Sea Facade, St. Petersburg Cruise Port, is going to implement a new disembarkation scheme from 2018 navigation onward, which can described as «ship-sponsored shore tours passengers come first». On August 15 this year, the scheme, which is said to be used only on highly busy days, will be tested within a one-day experiment.
Like in most cruise ports across the world, in St. Petersburg cruise visitors can book shore excursions with:
— their cruise line which hires a local partner and provides the so-called «ship-sponsored tours»;
— local travel agencies (so called «independent operators») directly.
The second option is in high demand as it’s cheaper and provides more flexibility because independent companies usually operate with small groups and serve them with minivans. They are smart and quick instead of big accredited operators who love working with big groups which they transport by big buses.
One more detail that’s specific for St. Petersburg is that if you arrive within a 72-hour visa free format then you need a booked excursion, no matter which option you choose to book it. Papers for confirmation the booking of the excursion, including a plan and timing of your trip around the city, are required to pass through immigration control and get ashore. Some tourists even hire a private guide only to be able to get into the city and walk here on their own with the guide just accompanying them and sipping drinks while the visitors are hanging around.

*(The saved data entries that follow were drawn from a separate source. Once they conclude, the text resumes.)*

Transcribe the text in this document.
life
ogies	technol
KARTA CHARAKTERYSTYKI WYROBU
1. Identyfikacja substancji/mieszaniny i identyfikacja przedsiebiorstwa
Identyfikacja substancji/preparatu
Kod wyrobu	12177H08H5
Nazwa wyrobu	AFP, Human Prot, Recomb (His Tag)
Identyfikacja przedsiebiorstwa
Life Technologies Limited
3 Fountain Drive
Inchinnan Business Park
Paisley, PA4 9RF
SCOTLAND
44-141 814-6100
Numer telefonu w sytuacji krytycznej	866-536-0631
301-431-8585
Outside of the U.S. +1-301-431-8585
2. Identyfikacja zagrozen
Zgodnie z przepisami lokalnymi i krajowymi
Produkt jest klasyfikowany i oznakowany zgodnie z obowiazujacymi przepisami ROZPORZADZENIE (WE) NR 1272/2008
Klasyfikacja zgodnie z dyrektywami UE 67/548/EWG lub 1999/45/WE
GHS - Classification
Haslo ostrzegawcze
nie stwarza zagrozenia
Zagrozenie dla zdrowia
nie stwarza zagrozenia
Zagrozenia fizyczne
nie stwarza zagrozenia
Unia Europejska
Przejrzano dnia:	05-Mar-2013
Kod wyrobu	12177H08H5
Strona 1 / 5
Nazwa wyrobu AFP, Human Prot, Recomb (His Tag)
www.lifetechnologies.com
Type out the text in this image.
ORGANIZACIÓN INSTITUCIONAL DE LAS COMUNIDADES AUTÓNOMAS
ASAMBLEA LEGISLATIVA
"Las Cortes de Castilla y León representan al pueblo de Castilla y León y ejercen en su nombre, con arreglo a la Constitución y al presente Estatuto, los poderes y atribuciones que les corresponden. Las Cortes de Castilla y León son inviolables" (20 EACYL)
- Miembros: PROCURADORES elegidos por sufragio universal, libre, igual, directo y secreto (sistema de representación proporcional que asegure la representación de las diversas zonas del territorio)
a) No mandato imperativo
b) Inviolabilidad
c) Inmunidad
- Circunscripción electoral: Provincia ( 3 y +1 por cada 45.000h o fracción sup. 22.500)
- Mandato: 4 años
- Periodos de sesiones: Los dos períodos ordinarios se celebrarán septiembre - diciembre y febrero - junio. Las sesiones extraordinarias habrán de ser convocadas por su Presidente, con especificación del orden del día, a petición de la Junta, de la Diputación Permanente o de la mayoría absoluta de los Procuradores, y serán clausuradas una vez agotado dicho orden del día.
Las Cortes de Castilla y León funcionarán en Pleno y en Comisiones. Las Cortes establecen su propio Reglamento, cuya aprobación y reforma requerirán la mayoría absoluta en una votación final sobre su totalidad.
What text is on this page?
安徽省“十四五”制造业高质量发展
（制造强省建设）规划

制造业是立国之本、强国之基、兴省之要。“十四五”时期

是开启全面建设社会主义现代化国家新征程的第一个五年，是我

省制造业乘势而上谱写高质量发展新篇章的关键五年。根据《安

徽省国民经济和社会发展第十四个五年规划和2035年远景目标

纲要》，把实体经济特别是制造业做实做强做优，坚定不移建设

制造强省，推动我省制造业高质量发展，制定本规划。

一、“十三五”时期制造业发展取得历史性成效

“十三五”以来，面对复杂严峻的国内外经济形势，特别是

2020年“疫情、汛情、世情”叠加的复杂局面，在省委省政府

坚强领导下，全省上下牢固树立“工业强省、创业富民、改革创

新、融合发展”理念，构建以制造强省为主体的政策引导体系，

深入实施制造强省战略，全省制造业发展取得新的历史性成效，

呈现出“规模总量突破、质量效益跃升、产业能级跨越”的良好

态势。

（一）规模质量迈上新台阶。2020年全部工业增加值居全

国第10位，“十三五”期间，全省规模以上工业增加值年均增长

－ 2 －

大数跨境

St. Petersburg passenger port now has contracts with 120 local travel agencies, and only five of them are partners of cruise companies (if you need their names, contact via feedback form). These five serve about 80% cruise passengers buying shore tours.
Until now, the port has been treating all the companies — both accredited by cruise lines and the independent ones — equally in terms of granting access to the port’s territory and its facilities and the possibility to meet passengers and take them to the city. But this year’s surge in tourist numbers made things some complicated and nervous. Despite a good infrastructure of the port and sufficient amount of immigration control desks, it often happens that passengers are forced to stay in long queues to come out of the terminal. Vehicles of tour operators cause traffic jams in front of the terminal. All this has resulted in delays of shore excursions and complaints by travel agencies, cruise lines and tourists.
Some figures speak for themselves. On June 7, the port served seven ships with 17911 passengers disembarking what was near the level of 100% load. The problem is getting worse as ships are getting bigger and St. Petersburg is getting more popular. This year will see a 17 percent increase in passengers’ numbers in comparison to 2016, while 2018 is going to add its 10 percent to the result of 2017 (the forecast is based on existing and confirmed plans of cruise companies).
So, the port needs to get things organized somehow, or, to be more accurate, reorganized to run them smoothly. That’s what we will see on August 15 and what will be used with some corrections in 2018 on peak days (when five to seven ships are at piers):
— vehicles of the five accredited companies have a priority to be first to enter the port’s area to take out their clients who are disembarking a ship;
— only after 1.5 hour after the start of the disembarkation procedure (when the accredited tourists have been out), vehicles of independent travel agencies get a right to enter the port.
As a result of this approach, clients of independent shore excursions providers may have to wait 1.5 hour to disembark on their first day in St. Petersburg. This will hardly affect their visit as cruise ships normally spend two-three days here, and on second and third days the new policy is not implemented, you can get off a ship at any time you want.
What’s also important for passengers are new rules for taxis established by the port with immediate effect.
The test undertaken on August 15 proved to be successful, St. Petersburg tourism committee’s chairman Andrey Mushkarev said. It means the new system will be in place next season, though with some amendments.